Read various interviews with different writers and you'll find that there is no hard and fast rule when it comes to preparing the ground for your novel.  Some plan meticulously, write notes, chapter layouts, character boigraphies, back stories for the alternative or future universes they are creating.  Others work more loosely, planning a little, but letting their characters shape the story rather than making them conform to a set path.

I fall into the second category.  I started with a rough idea of the kind of story i wanted to tell, where and when it was going to be set, a couple of characters and took it from there.  All very loose and laid back.  I got about a hundred pages in and realised that the characters weren't working.  I wasn't happy with the story that was unfolding around them, so i stripped the manuscript back to about page twenty, dropped one of the main characters and completely changed the shape and feel of the story.  It took a lot to delete those eighty or so pages.  But one of the 'rules' of writing is not to be too precious about what you have written.  Inevitably you are going to have to edit your manuscript, take bits out, change bits around.  That beautiful passage that you sweated over, that scented, sculpted adonis of prose that was going to win you literary accolades just doesn't fit in with the story you are trying to tell.  It has to be cut.  You'll be devastated, but in the long run (cliche count: 3) your manuscript will be all the better for its exclusion.

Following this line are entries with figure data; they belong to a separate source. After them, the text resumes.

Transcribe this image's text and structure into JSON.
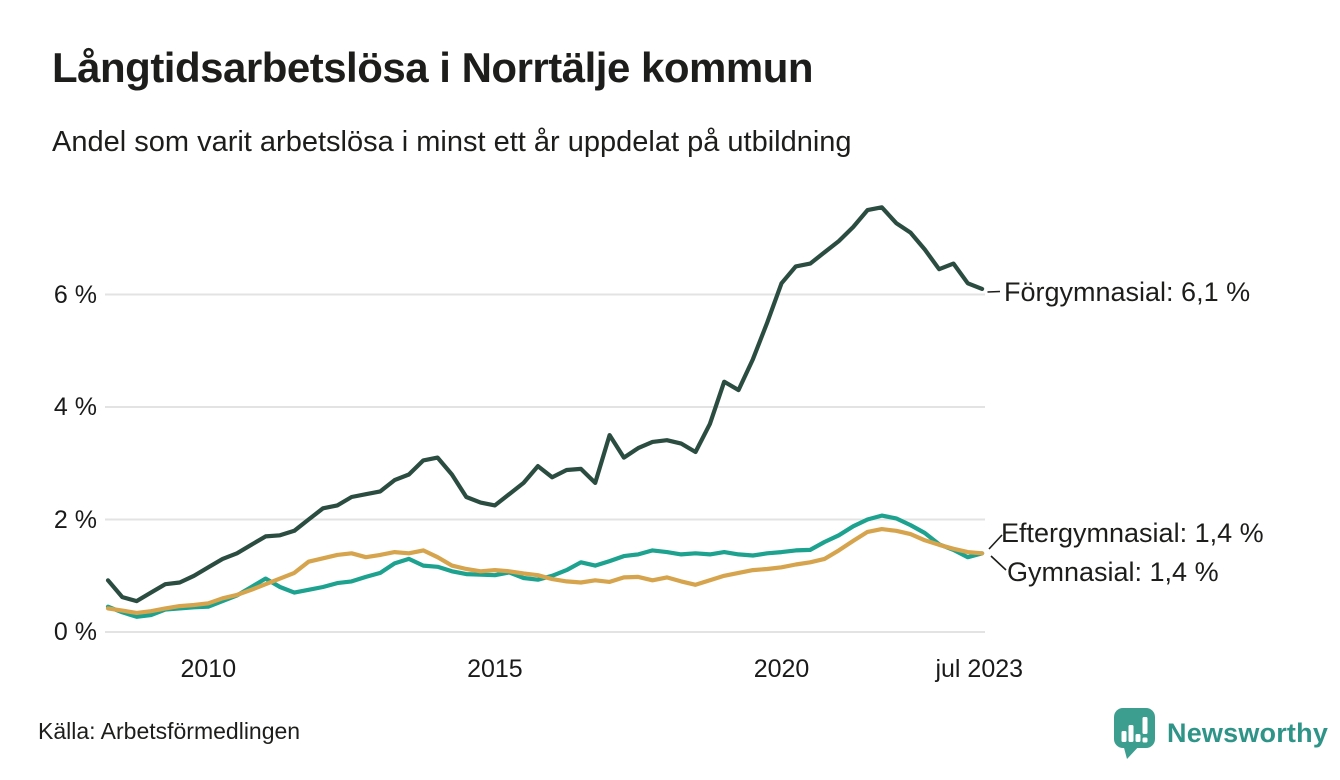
{
  "header": {
    "title": "Långtidsarbetslösa i Norrtälje kommun",
    "subtitle": "Andel som varit arbetslösa i minst ett år uppdelat på utbildning"
  },
  "chart_data": {
    "type": "line",
    "title": "Långtidsarbetslösa i Norrtälje kommun",
    "subtitle": "Andel som varit arbetslösa i minst ett år uppdelat på utbildning",
    "unit": "%",
    "xlim": [
      2008.25,
      2023.55
    ],
    "ylim": [
      0,
      7.9
    ],
    "grid": "horizontal",
    "gridline_color": "#e3e3e3",
    "background_color": "#ffffff",
    "x": [
      2008.25,
      2008.5,
      2008.75,
      2009,
      2009.25,
      2009.5,
      2009.75,
      2010,
      2010.25,
      2010.5,
      2010.75,
      2011,
      2011.25,
      2011.5,
      2011.75,
      2012,
      2012.25,
      2012.5,
      2012.75,
      2013,
      2013.25,
      2013.5,
      2013.75,
      2014,
      2014.25,
      2014.5,
      2014.75,
      2015,
      2015.25,
      2015.5,
      2015.75,
      2016,
      2016.25,
      2016.5,
      2016.75,
      2017,
      2017.25,
      2017.5,
      2017.75,
      2018,
      2018.25,
      2018.5,
      2018.75,
      2019,
      2019.25,
      2019.5,
      2019.75,
      2020,
      2020.25,
      2020.5,
      2020.75,
      2021,
      2021.25,
      2021.5,
      2021.75,
      2022,
      2022.25,
      2022.5,
      2022.75,
      2023,
      2023.25,
      2023.5
    ],
    "series": [
      {
        "name": "Eftergymnasial",
        "color": "#1ca28f",
        "end_value": "1,4 %",
        "end_label": "Eftergymnasial: 1,4 %",
        "values": [
          0.45,
          0.35,
          0.27,
          0.3,
          0.4,
          0.42,
          0.44,
          0.45,
          0.55,
          0.65,
          0.8,
          0.95,
          0.8,
          0.7,
          0.75,
          0.8,
          0.87,
          0.9,
          0.98,
          1.05,
          1.22,
          1.3,
          1.18,
          1.16,
          1.08,
          1.03,
          1.02,
          1.01,
          1.06,
          0.96,
          0.93,
          1.0,
          1.1,
          1.24,
          1.18,
          1.26,
          1.35,
          1.38,
          1.45,
          1.42,
          1.38,
          1.4,
          1.38,
          1.42,
          1.38,
          1.36,
          1.4,
          1.42,
          1.45,
          1.46,
          1.6,
          1.72,
          1.88,
          2.0,
          2.07,
          2.02,
          1.9,
          1.76,
          1.56,
          1.46,
          1.33,
          1.4
        ]
      },
      {
        "name": "Gymnasial",
        "color": "#d6a44d",
        "end_value": "1,4 %",
        "end_label": "Gymnasial: 1,4 %",
        "values": [
          0.42,
          0.38,
          0.34,
          0.37,
          0.42,
          0.46,
          0.48,
          0.51,
          0.6,
          0.66,
          0.75,
          0.85,
          0.95,
          1.05,
          1.25,
          1.31,
          1.37,
          1.4,
          1.33,
          1.37,
          1.42,
          1.4,
          1.45,
          1.33,
          1.18,
          1.12,
          1.08,
          1.1,
          1.08,
          1.04,
          1.01,
          0.94,
          0.9,
          0.88,
          0.92,
          0.89,
          0.97,
          0.98,
          0.92,
          0.97,
          0.9,
          0.84,
          0.92,
          1.0,
          1.05,
          1.1,
          1.12,
          1.15,
          1.2,
          1.24,
          1.3,
          1.45,
          1.62,
          1.78,
          1.83,
          1.8,
          1.74,
          1.63,
          1.55,
          1.48,
          1.42,
          1.4
        ]
      },
      {
        "name": "Förgymnasial",
        "color": "#2b4c41",
        "end_value": "6,1 %",
        "end_label": "Förgymnasial: 6,1 %",
        "values": [
          0.92,
          0.62,
          0.55,
          0.7,
          0.85,
          0.88,
          1.0,
          1.15,
          1.3,
          1.4,
          1.55,
          1.7,
          1.72,
          1.8,
          2.0,
          2.2,
          2.25,
          2.4,
          2.45,
          2.5,
          2.7,
          2.8,
          3.05,
          3.1,
          2.8,
          2.4,
          2.3,
          2.25,
          2.45,
          2.65,
          2.95,
          2.75,
          2.88,
          2.9,
          2.65,
          3.5,
          3.1,
          3.27,
          3.38,
          3.41,
          3.35,
          3.2,
          3.7,
          4.45,
          4.3,
          4.85,
          5.5,
          6.2,
          6.5,
          6.55,
          6.75,
          6.95,
          7.2,
          7.5,
          7.55,
          7.27,
          7.1,
          6.8,
          6.45,
          6.55,
          6.2,
          6.1
        ]
      }
    ],
    "y_ticks": [
      {
        "v": 0,
        "label": "0 %"
      },
      {
        "v": 2,
        "label": "2 %"
      },
      {
        "v": 4,
        "label": "4 %"
      },
      {
        "v": 6,
        "label": "6 %"
      }
    ],
    "x_ticks": [
      {
        "t": 2010,
        "label": "2010"
      },
      {
        "t": 2015,
        "label": "2015"
      },
      {
        "t": 2020,
        "label": "2020"
      },
      {
        "t": 2023.45,
        "label": "jul 2023"
      }
    ],
    "legend_position": "end-of-line-labels-right"
  },
  "footer": {
    "source": "Källa: Arbetsförmedlingen",
    "logo_text": "Newsworthy",
    "logo_color": "#3c9e8e"
  }
}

I've gone off track a little.  Maybe its because i know i have that daunting task ahead of me.  I'm already mourning the loss of certain passages and snatches of dialogue.  So planning comes down to a couple of things really.  Firstly, the type of novel you are trying to write.  Crime novels and Thrillers need planning, every twist must have a viable reason, every character must be in the right (or wrong) place at the right time.  Jeffery Deaver, a bestselling crimewriter said recently in an interview in Writing Magazine (Nov 2010):

'When i come up with an idea for a book, that is just the starting gate.  I then spend a great deal of time elaborating on that by doing an outline and i don't write a single word of the prose until the outline is completely finished.'

Secondly, the kind of person you are.  I'm the kind of person who doesn't read instructions.  My planning was fairly loose.  It got me into trouble at the outset as i've described, but as the manuscript grew from those ashes it gave the characters room for development and threw up some unexpected outcomes.  It meant i could lie in bed at night and imagine the character's next steps and how they would react in a particular situation.  It gave me total freedom.  The downside is that it feels as though i've been writing this first draft forever.

This of course is just my experience as someone who has not yet published a novel.  To get a broader view read some interviews with published writers and see what they say about the writing process.  They're the ones doing it on a regular basis and getting paid for it.

So what did i start with?  Well, i knew my main character, i knew my setting and i knew i wanted to write 90,000 words.  I've made notes as i've gone along.  Little sketches of thought, an intersting scenario, a reminder of the loose ends and plot threads that need pulling together.  But these are changing all the time, not massively, but subtley.

And if i could start all over again?  I would probably write an outline.  It would still be brief and it wouldn't be legally binding, but it might help me get the story down on the page a little quicker.  At the end of the day (cliche count: 4) it's up to you, because only you know how you work best.  You may be a planner, you may plough straight in.  Whatever you do just remember to give your characters space to breath and to grow.  After all it's as much their story as it is yours!

By the way, 4,500 words to go (ish).  I'm getting nervous.